FEMA is also working through COVID reimbursement backlogs and rising disaster costs across the country.
“Disasters are expensive,” Fenton said.
The agency has faced mounting criticism from storm-damaged communities over delays, paperwork and federal recovery requirements. Fenton said FEMA is aware of those concerns.
“There is bureaucracy over the years that’s been built in FEMA,” he said.
At the same time, the Trump-appointed FEMA Review Council is pushing to shift more disaster response responsibility from the federal government to state and local governments.
Fenton also warned homeowners and disaster survivors not to assume federal assistance will fully replace lost property or cover all recovery costs.
“There’s a misconception that FEMA is going to make you whole when you get hit by a disaster,” he said. “The best way to protect yourself is insurance.”
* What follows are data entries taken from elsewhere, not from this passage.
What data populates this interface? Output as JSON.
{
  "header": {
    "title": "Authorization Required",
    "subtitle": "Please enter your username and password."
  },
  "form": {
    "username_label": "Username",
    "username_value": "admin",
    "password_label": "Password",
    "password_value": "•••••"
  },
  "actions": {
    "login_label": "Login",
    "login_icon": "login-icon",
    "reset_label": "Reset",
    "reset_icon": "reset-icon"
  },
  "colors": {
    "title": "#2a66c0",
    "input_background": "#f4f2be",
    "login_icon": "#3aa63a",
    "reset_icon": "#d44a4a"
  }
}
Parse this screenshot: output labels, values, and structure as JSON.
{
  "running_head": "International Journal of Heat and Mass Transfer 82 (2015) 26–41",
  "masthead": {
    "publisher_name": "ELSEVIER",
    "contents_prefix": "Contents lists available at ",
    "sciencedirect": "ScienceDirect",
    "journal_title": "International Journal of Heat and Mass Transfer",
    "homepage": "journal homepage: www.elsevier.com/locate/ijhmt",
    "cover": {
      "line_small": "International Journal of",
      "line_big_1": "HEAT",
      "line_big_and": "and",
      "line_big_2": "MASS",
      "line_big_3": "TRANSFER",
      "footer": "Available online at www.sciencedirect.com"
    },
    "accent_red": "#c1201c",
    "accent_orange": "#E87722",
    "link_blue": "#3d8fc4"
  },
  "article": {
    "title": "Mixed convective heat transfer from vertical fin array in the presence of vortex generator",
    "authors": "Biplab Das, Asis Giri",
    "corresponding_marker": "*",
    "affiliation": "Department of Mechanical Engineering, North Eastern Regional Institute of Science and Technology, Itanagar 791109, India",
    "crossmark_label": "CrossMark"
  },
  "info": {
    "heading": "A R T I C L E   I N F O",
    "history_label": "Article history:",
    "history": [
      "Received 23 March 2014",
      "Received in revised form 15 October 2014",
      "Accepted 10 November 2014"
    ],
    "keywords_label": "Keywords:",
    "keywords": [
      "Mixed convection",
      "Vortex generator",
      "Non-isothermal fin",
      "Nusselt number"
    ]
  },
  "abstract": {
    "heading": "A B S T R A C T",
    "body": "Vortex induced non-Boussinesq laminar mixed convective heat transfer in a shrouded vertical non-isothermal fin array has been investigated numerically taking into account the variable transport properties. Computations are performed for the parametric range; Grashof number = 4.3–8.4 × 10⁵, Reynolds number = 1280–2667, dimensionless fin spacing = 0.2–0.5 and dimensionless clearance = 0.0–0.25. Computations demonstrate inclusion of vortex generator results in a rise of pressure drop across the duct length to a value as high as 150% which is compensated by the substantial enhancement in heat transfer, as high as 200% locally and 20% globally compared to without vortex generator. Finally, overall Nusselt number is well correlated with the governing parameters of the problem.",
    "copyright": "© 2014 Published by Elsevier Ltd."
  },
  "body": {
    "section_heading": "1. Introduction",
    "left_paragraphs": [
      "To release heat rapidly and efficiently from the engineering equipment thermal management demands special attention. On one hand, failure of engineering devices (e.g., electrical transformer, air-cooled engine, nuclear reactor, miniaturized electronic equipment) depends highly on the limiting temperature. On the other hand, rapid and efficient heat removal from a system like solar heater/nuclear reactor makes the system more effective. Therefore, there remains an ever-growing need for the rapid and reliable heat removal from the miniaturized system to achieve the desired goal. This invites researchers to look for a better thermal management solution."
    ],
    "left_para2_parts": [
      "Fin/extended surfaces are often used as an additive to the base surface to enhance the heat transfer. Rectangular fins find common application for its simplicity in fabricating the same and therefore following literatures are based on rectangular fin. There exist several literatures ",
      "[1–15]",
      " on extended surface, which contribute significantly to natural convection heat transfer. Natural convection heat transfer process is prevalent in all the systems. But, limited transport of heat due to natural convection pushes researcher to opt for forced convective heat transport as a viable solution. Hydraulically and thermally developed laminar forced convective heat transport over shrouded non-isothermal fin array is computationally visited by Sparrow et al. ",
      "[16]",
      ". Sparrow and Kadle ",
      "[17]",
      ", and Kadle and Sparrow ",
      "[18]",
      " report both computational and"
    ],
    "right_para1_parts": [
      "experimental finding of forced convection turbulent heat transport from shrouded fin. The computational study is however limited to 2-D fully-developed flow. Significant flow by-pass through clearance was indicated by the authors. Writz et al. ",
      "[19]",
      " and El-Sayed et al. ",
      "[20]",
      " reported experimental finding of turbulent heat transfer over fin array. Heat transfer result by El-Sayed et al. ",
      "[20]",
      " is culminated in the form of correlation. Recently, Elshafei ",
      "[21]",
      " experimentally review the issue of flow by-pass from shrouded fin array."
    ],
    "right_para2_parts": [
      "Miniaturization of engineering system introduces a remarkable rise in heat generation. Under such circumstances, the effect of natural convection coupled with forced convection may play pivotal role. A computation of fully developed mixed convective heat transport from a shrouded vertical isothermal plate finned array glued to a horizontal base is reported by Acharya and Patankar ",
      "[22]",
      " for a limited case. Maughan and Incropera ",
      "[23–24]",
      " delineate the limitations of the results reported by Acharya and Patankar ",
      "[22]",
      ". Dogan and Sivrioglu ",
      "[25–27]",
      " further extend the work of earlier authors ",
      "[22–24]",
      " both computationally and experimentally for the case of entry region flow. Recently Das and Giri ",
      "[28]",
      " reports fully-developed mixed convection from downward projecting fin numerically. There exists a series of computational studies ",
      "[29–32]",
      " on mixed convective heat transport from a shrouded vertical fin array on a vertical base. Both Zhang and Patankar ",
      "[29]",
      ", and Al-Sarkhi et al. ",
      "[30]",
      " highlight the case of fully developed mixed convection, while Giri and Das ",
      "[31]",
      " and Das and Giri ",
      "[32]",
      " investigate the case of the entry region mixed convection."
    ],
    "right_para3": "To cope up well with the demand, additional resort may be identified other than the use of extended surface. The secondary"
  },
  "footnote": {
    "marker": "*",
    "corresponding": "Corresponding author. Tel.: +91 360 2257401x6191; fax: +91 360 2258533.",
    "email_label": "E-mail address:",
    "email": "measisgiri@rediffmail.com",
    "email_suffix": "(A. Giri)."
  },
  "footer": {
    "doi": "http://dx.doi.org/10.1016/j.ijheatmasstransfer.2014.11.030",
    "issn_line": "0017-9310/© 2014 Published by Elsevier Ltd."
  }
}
FEMA is testing artificial intelligence tools to speed disaster assistance processing, but Fenton said the system would be limited to government use and would not expose survivor information to public platforms.
“Our AI is a DHS internal AI system,” he said. “We’re not going out to the World Wide Web.”
Asked whether states should expect FEMA’s response to differ from past years, Fenton pointed to the training exercise underway behind him.
“Look behind me,” he said. “We are here. We are training. We are preparing for the next event.”
The agency’s message heading into hurricane season is that it remains operational and prepared, even as it works to rebuild staffing, manage limited disaster funds and address criticism over federal disaster bureaucracy.